Marking a circle in three

[Doh!Nut]

I dont know if this is a tip or a hack

I needed to mark-up three holes in a circle - equi-spaced

I put a light score on the face to show the correct radius -easy enough
For the 120degree separation I assumed that the Jaws on my chuck were accurately 120degrees apart.
I found that I could put a mini-level on the cut out for the chuck jaws.
This gave me a repeatable (and I hope accurate) positioning, it was really surprising how much bubble movement there was for seeming little chuck rotation.

I then put a light score on the face using the cross slide.
The three lines intersect pretty perfectly on the centre

Nick

 

[sortafast]

you could always go buy one of those plastic protractors that you used in grade school just to double check. Assuming you don't have one of these:

 

[gadget_lover]

Interesting tip. Thanks for sharring it

Daniel

 

[MCFLYFYTER]

That sure does look funny. A modern lathe with an old school level. I'm not trashing it, it just looked odd. It looks like it worked well.

 

[StrikerDown]

:shakehead What a HACK!!!!!

Actually that's not too bad an idea, but I am now wondering what you are making?

 

[Fred S]

another trick is to use a bar of the correct length between the front way and the jaws, the bar length is not critical, but it is nice if it hits teh jaw pretty square. I used to use a mag base with a length of allthread run into one of the holes and cut square on the end.

 

[Doh!Nut]

The Level is certainly old Skool, one of my Grandfathers

I can see how Freds suggestion would work also, I might use that as a cross check if I have to do this again.

The work piece is a heat sink for a 3 p7 Dive light. The positioning of the LED needed to be accurate as I have no room to spare to fit 3 * 28mm reflectors in a 60mm body.
The three holes on the back side has the mounting points to connect it to the tail cap.

Nick

 

[PhotonFanatic]

The fact that the three lines intersect perfectly is no indication that your three angles are symmetrical. They have to intersect perfectly if the tool was at center height. :devil:

 

[StrikerDown]

The fact that the three lines intersect perfectly is no indication that your three angles are symmetrical. They have to intersect perfectly if the tool was at center height. :devil:

Agree. If the lines are above or below center they will form a triangle in the center of the disk. This does not however indicate the outside end of the lines being equidistant on the circumference of the disk.

 

[65535]

I'm gonna go out on a limb here and say if it looks good by eye, and the method used would produce decent results in the first place that for a flashlight it won't be super important that it be perfectly perfect.

 

[precisionworks]

The easiest way to do that, and also faster, is to trig out the size triangle that will fit in the inscribed circle. Set a compass to triangle leg length, mark three times, all done.

 

[PhotonFanatic]

The easiest way to do that, and also faster, is to trig out the size triangle that will fit in the inscribed circle. Set a compass to triangle leg length, mark three times, all done.

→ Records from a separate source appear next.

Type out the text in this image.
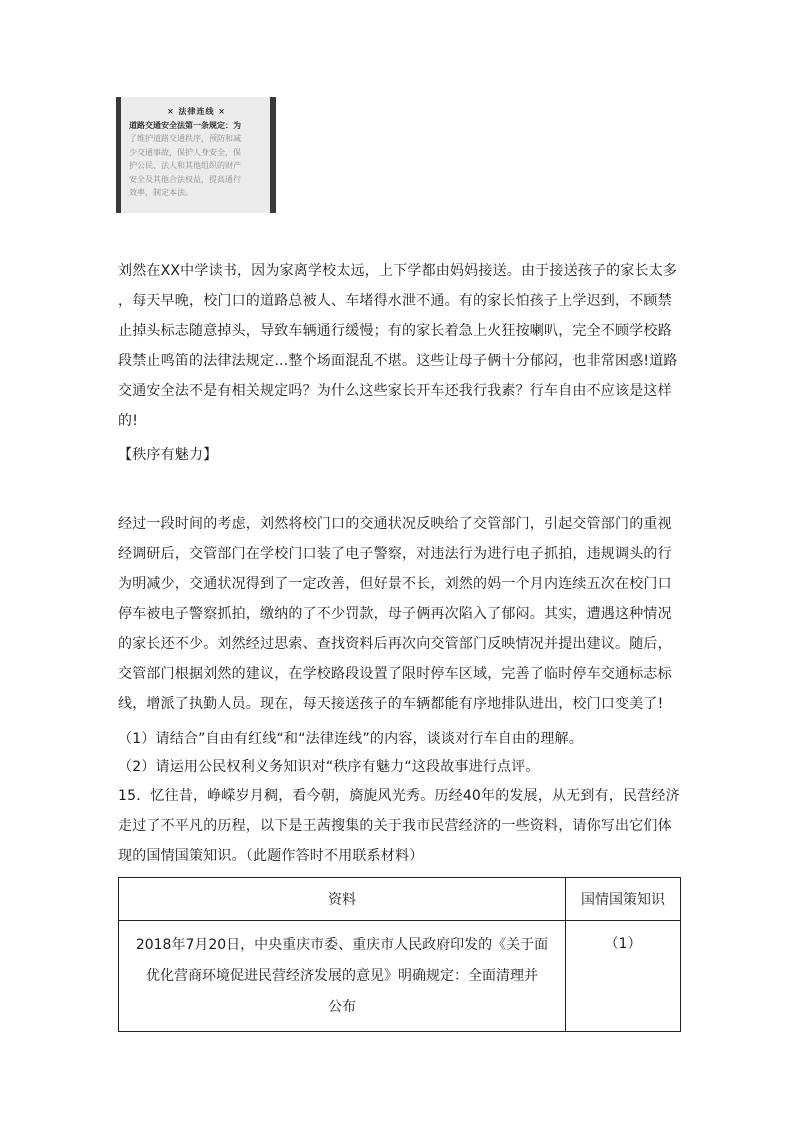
× 法律连线 ×
道路交通安全法第一条规定：为
了维护道路交通秩序，预防和减
少交通事故，保护人身安全，保
护公民、法人和其他组织的财产
安全及其他合法权益，提高通行
效率，制定本法。
刘然在XX中学读书，因为家离学校太远，上下学都由妈妈接送。由于接送孩子的家长太多
，每天早晚，校门口的道路总被人、车堵得水泄不通。有的家长怕孩子上学迟到，不顾禁
止掉头标志随意掉头，导致车辆通行缓慢；有的家长着急上火狂按喇叭，完全不顾学校路
段禁止鸣笛的法律法规定…整个场面混乱不堪。这些让母子俩十分郁闷，也非常困惑!道路
交通安全法不是有相关规定吗？为什么这些家长开车还我行我素？行车自由不应该是这样
的!
【秩序有魅力】
经过一段时间的考虑，刘然将校门口的交通状况反映给了交管部门，引起交管部门的重视
经调研后，交管部门在学校门口装了电子警察，对违法行为进行电子抓拍，违规调头的行
为明减少，交通状况得到了一定改善，但好景不长，刘然的妈一个月内连续五次在校门口
停车被电子警察抓拍，缴纳的了不少罚款，母子俩再次陷入了郁闷。其实，遭遇这种情况
的家长还不少。刘然经过思索、查找资料后再次向交管部门反映情况并提出建议。随后，
交管部门根据刘然的建议，在学校路段设置了限时停车区域，完善了临时停车交通标志标
线，增派了执勤人员。现在，每天接送孩子的车辆都能有序地排队进出，校门口变美了!
（1）请结合”自由有红线“和“法律连线”的内容，谈谈对行车自由的理解。
（2）请运用公民权利义务知识对“秩序有魅力“这段故事进行点评。
15．忆往昔，峥嵘岁月稠，看今朝，旖旎风光秀。历经40年的发展，从无到有，民营经济
走过了不平凡的历程，以下是王茜搜集的关于我市民营经济的一些资料，请你写出它们体
现的国情国策知识。（此题作答时不用联系材料）
资料	国情国策知识

2018年7月20日，中央重庆市委、重庆市人民政府印发的《关于面
优化营商环境促进民营经济发展的意见》明确规定：全面清理并
公布	（1）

Trig out a triangle? Who needs trigonometry, or rather, who really understands trigonometry? :devil:

Here's the mechanical solution, if you have a divider:

That creates your 60° angle, and then you just continue marking off the segments around the circle. Everybody had a Starrett divider, no?

 

[precisionworks]

Here's the mechanical solution, if you have a divider:

Very neat, without having to do the calcs Your method arrives at the same end point in a different way.

who really understands trigonometry?

Only enough to lay out parts, using the trig tables in Machinery's Handbook & TI-36X sci calculator (which does polar rectangular calcs a lot faster than I can).

 

[McGizmo]

With a compass (or divider) and PhotonFanatic's method, you can easily lay out the center points for a "7-UP" LED placement. If you set the compass to the center to center dimension you seek on the LEDs you then mark your center LED's center point and then draw a circle based on it. Mark any point on this circle as the center point of one of the external LED's and then use the compass from that point to mark the next one and on around the circle you go.

The sides of a hexagon are equal in length to the radius of a circle that includes all 6 of its points. In the drawing below, is a circle of diameter 1 and radius of .5 with an included hexagon. I think you can see how a compass can generate these points and in the example, the point on the right of the circle coincident with the axis was the first point chosen with compass scribes generated from it in a counter clockwise repetition. For three points, you would use every other point as you work around the circle.